I have used sklearn to create a basic multiclass naive bayes text classifier. I have 3 classes and around 800 rows of data. Class A has 564 rows, Class B has 159, and Class C has 82. As you can see the data is unbalanced among the classes and I understand that this can affect the accuracy because Bayes Theorem takes into account the probability of a word occurring in the text given that the text is of a specific class in order to figure out the probability of the text being of said class given that it has the word in the text. This was my first go, and I plan to get more data, as you might imagine Class A was the easiest to get while Class C was the hardest to attain.

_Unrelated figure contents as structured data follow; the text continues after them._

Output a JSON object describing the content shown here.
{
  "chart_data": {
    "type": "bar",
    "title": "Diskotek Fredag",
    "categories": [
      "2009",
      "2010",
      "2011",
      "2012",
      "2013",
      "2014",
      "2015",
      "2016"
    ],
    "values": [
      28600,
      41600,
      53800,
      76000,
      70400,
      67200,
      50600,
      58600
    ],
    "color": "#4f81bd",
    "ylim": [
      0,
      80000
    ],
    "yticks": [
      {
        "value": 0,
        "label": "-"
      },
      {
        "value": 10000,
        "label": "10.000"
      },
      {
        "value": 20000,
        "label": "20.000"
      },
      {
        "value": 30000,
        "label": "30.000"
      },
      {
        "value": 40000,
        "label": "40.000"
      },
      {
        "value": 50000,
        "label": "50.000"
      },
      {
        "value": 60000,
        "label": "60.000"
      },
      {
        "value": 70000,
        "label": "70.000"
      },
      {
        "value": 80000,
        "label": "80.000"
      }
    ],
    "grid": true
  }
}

I am however confused as to how I should be approaching creating and improving this model and how balanced the class data sets should be. If I were to get perfectly proportionate data for each class say 1000 rows of data for each class, or undersample the data i already have, wouldnt this affect the accuracy as well? Since in reality, the occurrence of Class C is actually definitely less likely than A and B. In reality the proportions of the classes are somewhat similar (although varying from person to person) to the probability of a text being of said Class. And since the Bayes Theorem also takes into account the Probability of a piece of text being a specific class in order to calculate the probability of a text being a specific class given that it contains a word, wouldn't creating a balanced dataset with equal number of rows for each class decrease the accuracy as the probability of a class occuring in production is not taken into account as the probability is now essentially constant and the same for all classes since they occur equally. Although making all classes equal does remove the bias of a word due to unbalanced datasets.

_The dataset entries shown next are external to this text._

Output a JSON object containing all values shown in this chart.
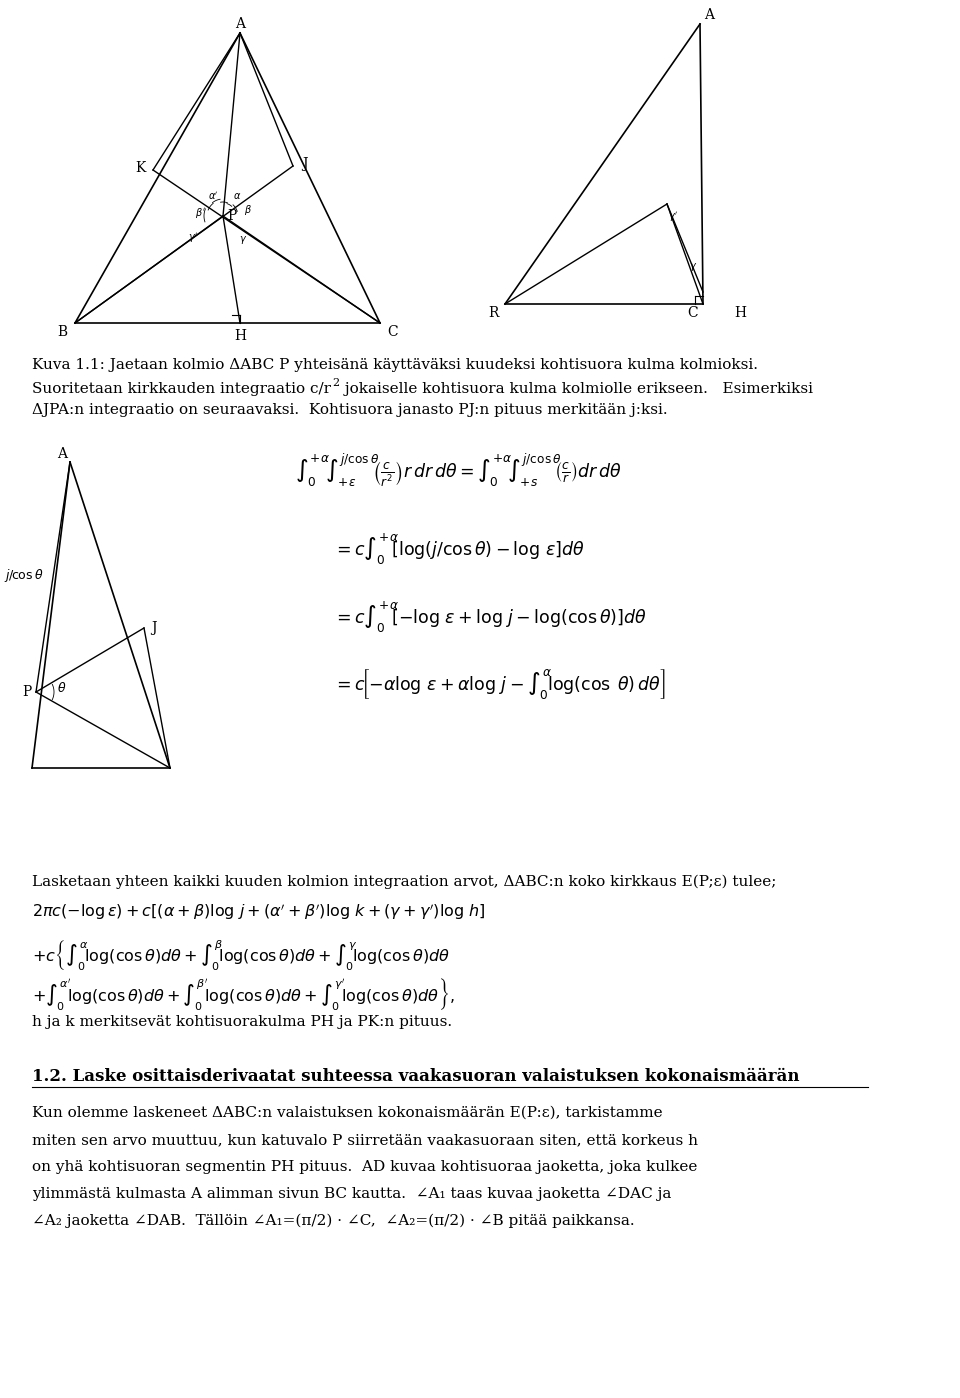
{
  "page_width": 9.6,
  "page_height": 13.98,
  "bg_color": "#ffffff",
  "text_color": "#000000",
  "fig1_caption": "Kuva 1.1: Jaetaan kolmio ΔABC P yhteisänä käyttäväksi kuudeksi kohtisuora kulma kolmioksi.",
  "text_line1a": "Suoritetaan kirkkauden integraatio c/r",
  "text_line1b": " jokaiselle kohtisuora kulma kolmiolle erikseen.   Esimerkiksi",
  "text_line2": "ΔJPA:n integraatio on seuraavaksi.  Kohtisuora janasto PJ:n pituus merkitään j:ksi.",
  "lasketaan": "Lasketaan yhteen kaikki kuuden kolmion integraation arvot, ΔABC:n koko kirkkaus E(P;ε) tulee;",
  "sum_line2": "2πc( - logε) + c [(α+β)log j + (α +β )log k + (γ+γ )log h]",
  "sum_line3a": "+ c{",
  "sum_line4": "h ja k merkitsevät kohtisuorakulma PH ja PK:n pituus.",
  "section_title": "1.2. Laske osittaisderivaatat suhteessa vaakasuoran valaistuksen kokonaismäärän",
  "para_lines": [
    "Kun olemme laskeneet ΔABC:n valaistuksen kokonaismäärän E(P:ε), tarkistamme",
    "miten sen arvo muuttuu, kun katuvalo P siirretään vaakasuoraan siten, että korkeus h",
    "on yhä kohtisuoran segmentin PH pituus.  AD kuvaa kohtisuoraa jaoketta, joka kulkee",
    "ylimmästä kulmasta A alimman sivun BC kautta.  ∠A₁ taas kuvaa jaoketta ∠DAC ja",
    "∠A₂ jaoketta ∠DAB.  Tällöin ∠A₁=(π/2) · ∠C,  ∠A₂=(π/2) · ∠B pitää paikkansa."
  ]
}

So I am unsure how to approach creating this model efficiently as I feel with unbalanced data, common words in Class C are perceived by the model to be more likely to occur in an email of Class A when in reality they are probably more common in C but the skewed data is creating this bias. On the other hand, making the classes balanced ignores the actual probability of a piece of text being a specific Class although I have no way of calculating a universal probability of each class that is accurate for all individuals, (does that mean that making the classes balanced has less of a negative effect on accuracy?). Any guidance is greatly appreciated, I am quite new to this.